My past two weeks have been riddled with endings.
Jóna and I completed a road trip around the US, managing to set foot in all 48 continental US states in under 60 days, and doing it all in Greyhound buses.
Then, Jóna left the US, heading back to her home in Iceland, which ended our traveling together, and also ended the relationship we’d enjoyed for the past year-ish.
Finally, a few days ago I completed my newest book; a sequel of sorts to ‘My Exile Lifestyle,’ which is called ‘Iceland, India, Interstate,’ and tells the story of my past year, and all the adventures therein, using the relationship with Jóna as kind of a chronological meter.
Of these three completions, the relationship with Jóna brings with it the biggest lifestyle change. I didn’t plan to date her for a whole year when we first met — in fact, we had both only intended to date for the final month I was in Iceland! — but it ended up being an incredibly valuable experience, and the past year has been my best yet as a result.
Finishing up a road trip, especially one that goes on for two months, is a big lifestyle shift, as well.
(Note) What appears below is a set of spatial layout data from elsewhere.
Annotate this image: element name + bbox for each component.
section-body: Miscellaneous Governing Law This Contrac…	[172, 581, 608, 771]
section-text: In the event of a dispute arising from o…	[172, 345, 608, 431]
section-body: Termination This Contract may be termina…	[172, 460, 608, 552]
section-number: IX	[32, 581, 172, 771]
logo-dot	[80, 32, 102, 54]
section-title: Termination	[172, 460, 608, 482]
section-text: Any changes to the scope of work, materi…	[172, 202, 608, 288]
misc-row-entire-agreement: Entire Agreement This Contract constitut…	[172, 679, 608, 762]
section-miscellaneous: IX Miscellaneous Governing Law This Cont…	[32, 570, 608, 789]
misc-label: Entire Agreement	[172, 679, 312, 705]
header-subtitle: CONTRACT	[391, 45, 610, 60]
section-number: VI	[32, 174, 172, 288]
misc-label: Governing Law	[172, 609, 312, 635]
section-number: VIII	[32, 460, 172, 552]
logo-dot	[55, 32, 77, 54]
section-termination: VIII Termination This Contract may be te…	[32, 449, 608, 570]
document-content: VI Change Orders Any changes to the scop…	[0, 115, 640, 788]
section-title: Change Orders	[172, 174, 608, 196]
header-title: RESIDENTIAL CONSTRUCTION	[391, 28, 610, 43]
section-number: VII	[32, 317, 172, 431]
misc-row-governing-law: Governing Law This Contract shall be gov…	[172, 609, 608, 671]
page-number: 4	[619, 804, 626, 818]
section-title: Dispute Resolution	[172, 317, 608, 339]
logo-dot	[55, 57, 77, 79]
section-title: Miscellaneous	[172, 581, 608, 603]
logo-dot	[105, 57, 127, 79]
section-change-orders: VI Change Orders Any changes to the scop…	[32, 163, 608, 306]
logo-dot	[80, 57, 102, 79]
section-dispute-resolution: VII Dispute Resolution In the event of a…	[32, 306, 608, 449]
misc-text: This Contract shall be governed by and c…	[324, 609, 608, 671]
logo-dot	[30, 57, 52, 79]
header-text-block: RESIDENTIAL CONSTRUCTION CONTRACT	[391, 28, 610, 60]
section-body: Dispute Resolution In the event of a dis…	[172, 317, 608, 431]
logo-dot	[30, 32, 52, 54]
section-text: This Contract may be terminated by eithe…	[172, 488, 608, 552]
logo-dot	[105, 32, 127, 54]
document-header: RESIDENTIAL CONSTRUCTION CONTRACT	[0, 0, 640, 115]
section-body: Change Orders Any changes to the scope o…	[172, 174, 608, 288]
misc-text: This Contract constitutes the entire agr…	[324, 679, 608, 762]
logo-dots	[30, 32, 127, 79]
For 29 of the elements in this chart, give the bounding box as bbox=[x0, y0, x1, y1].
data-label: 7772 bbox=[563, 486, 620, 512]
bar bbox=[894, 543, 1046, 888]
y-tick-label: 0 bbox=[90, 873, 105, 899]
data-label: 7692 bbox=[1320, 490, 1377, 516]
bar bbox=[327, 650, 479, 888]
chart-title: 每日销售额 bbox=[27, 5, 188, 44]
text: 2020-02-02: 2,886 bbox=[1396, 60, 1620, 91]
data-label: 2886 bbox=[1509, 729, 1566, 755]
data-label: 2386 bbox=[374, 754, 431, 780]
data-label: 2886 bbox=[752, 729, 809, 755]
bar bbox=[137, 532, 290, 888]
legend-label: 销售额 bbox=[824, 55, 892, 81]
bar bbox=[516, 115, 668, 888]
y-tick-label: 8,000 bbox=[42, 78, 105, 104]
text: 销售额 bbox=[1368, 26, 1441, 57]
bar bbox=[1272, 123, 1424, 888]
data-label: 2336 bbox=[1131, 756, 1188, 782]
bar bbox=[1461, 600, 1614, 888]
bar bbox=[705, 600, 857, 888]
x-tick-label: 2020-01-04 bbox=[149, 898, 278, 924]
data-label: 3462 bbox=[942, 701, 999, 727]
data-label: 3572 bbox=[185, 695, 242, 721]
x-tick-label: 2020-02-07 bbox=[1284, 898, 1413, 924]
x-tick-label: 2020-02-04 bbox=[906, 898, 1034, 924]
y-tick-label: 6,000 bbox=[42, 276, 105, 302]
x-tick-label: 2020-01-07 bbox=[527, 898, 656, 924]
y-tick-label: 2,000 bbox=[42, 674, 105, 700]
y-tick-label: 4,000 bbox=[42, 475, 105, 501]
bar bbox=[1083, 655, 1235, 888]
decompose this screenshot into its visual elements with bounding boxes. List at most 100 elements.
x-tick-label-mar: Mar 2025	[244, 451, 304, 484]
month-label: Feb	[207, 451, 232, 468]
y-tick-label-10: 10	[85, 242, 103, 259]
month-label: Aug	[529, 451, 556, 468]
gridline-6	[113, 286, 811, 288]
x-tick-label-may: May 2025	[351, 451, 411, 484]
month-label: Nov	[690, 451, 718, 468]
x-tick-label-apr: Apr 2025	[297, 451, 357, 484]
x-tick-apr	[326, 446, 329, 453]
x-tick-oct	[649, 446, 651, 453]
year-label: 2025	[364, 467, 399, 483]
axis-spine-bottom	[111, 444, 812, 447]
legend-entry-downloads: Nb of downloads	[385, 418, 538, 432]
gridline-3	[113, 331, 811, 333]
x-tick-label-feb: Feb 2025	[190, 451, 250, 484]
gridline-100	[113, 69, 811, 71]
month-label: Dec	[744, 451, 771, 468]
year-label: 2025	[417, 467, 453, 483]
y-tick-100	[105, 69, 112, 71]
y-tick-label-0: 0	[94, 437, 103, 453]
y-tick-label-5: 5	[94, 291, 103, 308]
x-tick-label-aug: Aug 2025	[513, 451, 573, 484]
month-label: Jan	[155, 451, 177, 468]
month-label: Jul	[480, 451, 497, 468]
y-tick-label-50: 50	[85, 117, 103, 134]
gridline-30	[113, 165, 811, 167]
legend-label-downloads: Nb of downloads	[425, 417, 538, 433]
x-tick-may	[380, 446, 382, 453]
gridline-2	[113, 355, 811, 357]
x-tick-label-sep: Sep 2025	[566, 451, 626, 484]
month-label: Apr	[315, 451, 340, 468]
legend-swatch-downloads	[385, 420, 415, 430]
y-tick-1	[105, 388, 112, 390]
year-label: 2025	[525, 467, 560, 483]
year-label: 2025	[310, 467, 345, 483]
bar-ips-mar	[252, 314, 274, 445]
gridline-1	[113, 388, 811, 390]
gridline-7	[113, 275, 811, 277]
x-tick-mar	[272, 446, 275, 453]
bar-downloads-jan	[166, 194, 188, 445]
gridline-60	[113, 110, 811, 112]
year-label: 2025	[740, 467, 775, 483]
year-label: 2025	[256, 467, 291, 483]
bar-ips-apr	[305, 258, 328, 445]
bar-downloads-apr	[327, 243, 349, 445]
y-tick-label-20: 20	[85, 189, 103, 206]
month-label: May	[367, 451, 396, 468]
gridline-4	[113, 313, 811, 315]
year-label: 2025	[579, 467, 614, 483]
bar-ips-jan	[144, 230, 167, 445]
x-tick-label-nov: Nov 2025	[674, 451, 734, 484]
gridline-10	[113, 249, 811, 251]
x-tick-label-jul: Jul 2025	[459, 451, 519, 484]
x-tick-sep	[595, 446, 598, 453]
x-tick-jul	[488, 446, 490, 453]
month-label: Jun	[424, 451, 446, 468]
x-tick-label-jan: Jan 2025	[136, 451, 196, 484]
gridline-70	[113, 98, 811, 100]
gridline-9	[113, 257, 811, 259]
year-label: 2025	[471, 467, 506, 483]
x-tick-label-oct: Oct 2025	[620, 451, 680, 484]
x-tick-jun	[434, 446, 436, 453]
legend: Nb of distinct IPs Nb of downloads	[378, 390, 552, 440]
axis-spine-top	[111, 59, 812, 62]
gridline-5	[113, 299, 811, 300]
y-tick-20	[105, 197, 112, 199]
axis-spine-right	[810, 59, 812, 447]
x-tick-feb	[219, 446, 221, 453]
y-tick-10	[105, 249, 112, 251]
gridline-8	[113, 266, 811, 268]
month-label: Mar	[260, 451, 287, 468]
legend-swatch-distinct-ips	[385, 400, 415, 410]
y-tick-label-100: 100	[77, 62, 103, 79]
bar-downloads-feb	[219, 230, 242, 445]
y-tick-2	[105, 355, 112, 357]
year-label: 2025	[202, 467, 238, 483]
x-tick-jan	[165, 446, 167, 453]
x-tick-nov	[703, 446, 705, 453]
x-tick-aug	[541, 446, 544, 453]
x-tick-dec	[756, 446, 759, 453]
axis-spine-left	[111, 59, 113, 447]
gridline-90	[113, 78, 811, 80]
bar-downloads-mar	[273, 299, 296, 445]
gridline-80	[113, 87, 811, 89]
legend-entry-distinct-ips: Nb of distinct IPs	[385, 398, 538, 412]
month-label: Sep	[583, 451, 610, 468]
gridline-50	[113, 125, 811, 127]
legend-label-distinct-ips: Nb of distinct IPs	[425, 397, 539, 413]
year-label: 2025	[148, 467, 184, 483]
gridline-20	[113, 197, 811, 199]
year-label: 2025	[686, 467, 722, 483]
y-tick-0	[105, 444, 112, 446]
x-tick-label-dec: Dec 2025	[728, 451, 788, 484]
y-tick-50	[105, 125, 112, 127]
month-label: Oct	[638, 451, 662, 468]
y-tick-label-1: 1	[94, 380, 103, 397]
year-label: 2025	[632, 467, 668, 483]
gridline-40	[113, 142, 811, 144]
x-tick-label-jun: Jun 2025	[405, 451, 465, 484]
We spent about 60 days running from place to place, spending an inordinate amount of time in Greyhound stations, sitting on buses, staring out windows, interacting with incredibly impoverished and legitimately crazy people, and visiting folks in different parts of the country, all of which had different lifestyles and world views, which we had to adapt to while on their home turf.
When I was young, and a Boy Scout, I went on a few day-long canoe trips, and when they were over it would be tough to sleep, because I would still be able to feel the rocking of the boat any time I lay down. I’m in a similar state now: I find myself mentally preparing to pack my bag, grab my ticket, and head for the station, but then realize I don’t have to; I can hold still for a bit.
But in holding still, I found other things to fill my time. My new book has been knocking around in my head for a very long time, and being able to sit down and write it was therapeutic. After a few weeks of doing little but write, however, I’ve come to another ending. Although there are still edits to make and a launch to prepare, I feel my brain crying out for stimuli. I’ve been taxing it for so long, loading it down with adventures and projects and relationships that now, when I’m sans these things, it feels like I’ve hopped off a trampoline, and my legs are still accustomed to being able to take me higher.
This feeling won’t last, though, it never does. I have a new project that’s already been conceived, and is just waiting to be presented to the world, and two more books that I’d like to write before heading out to Romania in June; moving to Romania, of course, will be a new adventure that my excitement-hungry brain will revel in.
So for now I sit here in Columbia, Missouri, happy to have some time to visit with my family and sit quietly (a rare treat), but ready — always ready — for that next new fix: that new start, which will give me something to finish.